RAGE: Die aktuelle Besetzung scheint unschlagbar. Wieder zum klassischen Trio wie in den Anfangstagen geschrumpft lieferten Victor Smolski (im Fußball-Trikot??!), Mike Terrana und Peavy eine Klasse-Show und wurden auch entsprechend gefeiert. Die unglaublichen technischen Fähigkeiten der Musiker sorgten für allerhand offene Münder, auch wenn Soli bei einem ohnehin schon kurzen Festivalauftritt ruhig gespart werden könnten. Du liebe Zeit ist der Peavy dick geworden! Jaja, Wein, Weib und Gesang! (Von welcher der drei Komponenten wird man eigentlich dick? – Anm. rls)
SUBWAY TO SALLY: Im direkten Vergleich zum letztjährigen Auftritt fiel zunächst das immens gestärkte Selbstbewußtsein auf. War man sich 1999 noch nicht so ganz sicher, ob man zwischen die ganzen True-Metaller paßt, legten die Mannen und Frau Schmidt in diesem Jahr sofort siegesgewiß los und fegten mit einem furiosen Gig alles aufgesetzte Pathos, das noch auf der Bühne rumlag, hinweg. Die reichhaltige Show und die etwas andere Musik waren ein sehr willkommener Farbtupfer im Billing. Diese Band wächst und wächst und wächst, und zu recht!
GRAVE DIGGER: Gaben sich besonders viel Mühe wegen mitlaufendem Band für Live-Mitschnitt. Der Neuling Manni Schmidt („ausgebuddelter“ lange her-Rage-Gitarrist) fiel in keinster Weise als solcher auf. Es gab nix zu meckern, und abschließendes Ausrufezeichen war wie immer „Heavy Metal Breakdown“. Jawoll!

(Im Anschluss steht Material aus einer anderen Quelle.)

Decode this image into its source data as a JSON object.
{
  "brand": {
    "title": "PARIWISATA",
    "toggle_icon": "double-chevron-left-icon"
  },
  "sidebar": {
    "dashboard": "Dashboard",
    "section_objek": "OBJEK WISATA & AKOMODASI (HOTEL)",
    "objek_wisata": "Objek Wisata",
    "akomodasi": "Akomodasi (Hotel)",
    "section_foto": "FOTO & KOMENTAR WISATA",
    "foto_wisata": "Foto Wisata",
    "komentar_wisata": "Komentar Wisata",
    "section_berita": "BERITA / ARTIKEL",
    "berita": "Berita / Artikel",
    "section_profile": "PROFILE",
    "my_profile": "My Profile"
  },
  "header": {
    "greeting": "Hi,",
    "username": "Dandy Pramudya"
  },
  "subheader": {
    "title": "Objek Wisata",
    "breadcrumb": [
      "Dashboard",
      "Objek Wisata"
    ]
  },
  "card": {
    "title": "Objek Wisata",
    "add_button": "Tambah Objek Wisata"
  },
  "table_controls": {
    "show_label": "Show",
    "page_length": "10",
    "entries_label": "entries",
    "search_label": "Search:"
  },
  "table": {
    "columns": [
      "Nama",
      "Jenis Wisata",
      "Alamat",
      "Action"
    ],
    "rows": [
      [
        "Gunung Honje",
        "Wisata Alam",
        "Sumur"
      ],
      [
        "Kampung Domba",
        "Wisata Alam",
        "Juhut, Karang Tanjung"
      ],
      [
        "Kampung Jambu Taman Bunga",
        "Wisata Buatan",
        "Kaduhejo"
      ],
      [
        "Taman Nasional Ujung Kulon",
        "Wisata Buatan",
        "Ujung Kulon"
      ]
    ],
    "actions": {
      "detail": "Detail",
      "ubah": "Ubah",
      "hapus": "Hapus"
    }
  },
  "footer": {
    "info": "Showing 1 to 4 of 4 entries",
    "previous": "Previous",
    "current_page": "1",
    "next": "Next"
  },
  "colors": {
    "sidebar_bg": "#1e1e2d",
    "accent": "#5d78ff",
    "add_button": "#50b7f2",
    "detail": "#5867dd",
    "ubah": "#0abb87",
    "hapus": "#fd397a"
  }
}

OPETH: Um halb elf abends war es endlich soweit: OPETH betraten vor prächtiger Vollmondkulisse die Party Stage. Ich persönlich kennen die Band erst seit einem halben Jahr, aber ich frage mich, wieso ich nicht früher auf die Schweden gestoßen bin. Sie vereinen alles, worauf ich so sehr abfahre: Progrock, Doom, Death Metal und einen Hauch Gothic, eine umwerfende Atmosphäre, ellenlange Songs, technische und kompositorische Meisterleistungen und eine Stimme, die einen in wollüstigem Schauder zu Boden gehen läßt. Ich hatte so sehr von OPETH geschwärmt, daß alle meine mitgereisten Freunde vor der Bühne versammelt waren und mein Bruder auf die Idee kam, die günstige Gelegenheit zu nutzen, um ein Gruppenfoto zu machen. Ich dachte, ich spinne! Doch nicht, wenn OPETH spielen! Da muß man doch hingucken! Es genügte schon, daß in den ruhigen Passagen Hammerfall von der Hauptbühne akustisch störend  zu uns durchdrangen. Am Ende waren wir alle gleichermaßen begeistert. Es blieben 5 Minuten Spielzeit übrig, aber so einen kurzen Song gibt es bei OPETH wohl nicht. Ach, es war so gigantisch, und es rechtfertigte meinen Kauf des sauteuren OPETH-Longsleeves vollauf. Das unangefochtene Highlight des Wochenendes!
HAMMERFALL: Ich lach mich nochmal über diese Pappmauern kaputt!
DEATH SS: Und dann nochmal Spaßiges aus Italien. Was da auf die Bühne stürzte, sah aus wie eine Mischung aus Umbra et Imago und Marilyn Manson, also schonmal zum Brüllen.. Aber die Musik, die sie spielten, war so gänzlich anders, als man es erwarten konnte, daß man völlig verwirrt doch stehenblieb und zuguckte. Es klang alles in allem ziemlich nach klassischem Metal, oder Heavy Rock, von mir aus, mit spacigem Touch zwar und äußerst melodisch, richtig gut tanzbar, aber trotzdem ganz unpassend zum Outfit. Als dann noch eine barbusige Tänzerin ins Geschehen eingriff, aber sich unerotischer, trampeliger bewegte als eine trächtige Kuh, und versuchte, dem Sänger die Domina zu machen, da konnte ich das nicht mehr ernstnehmen. Was war das? Kann mir das einer erklären?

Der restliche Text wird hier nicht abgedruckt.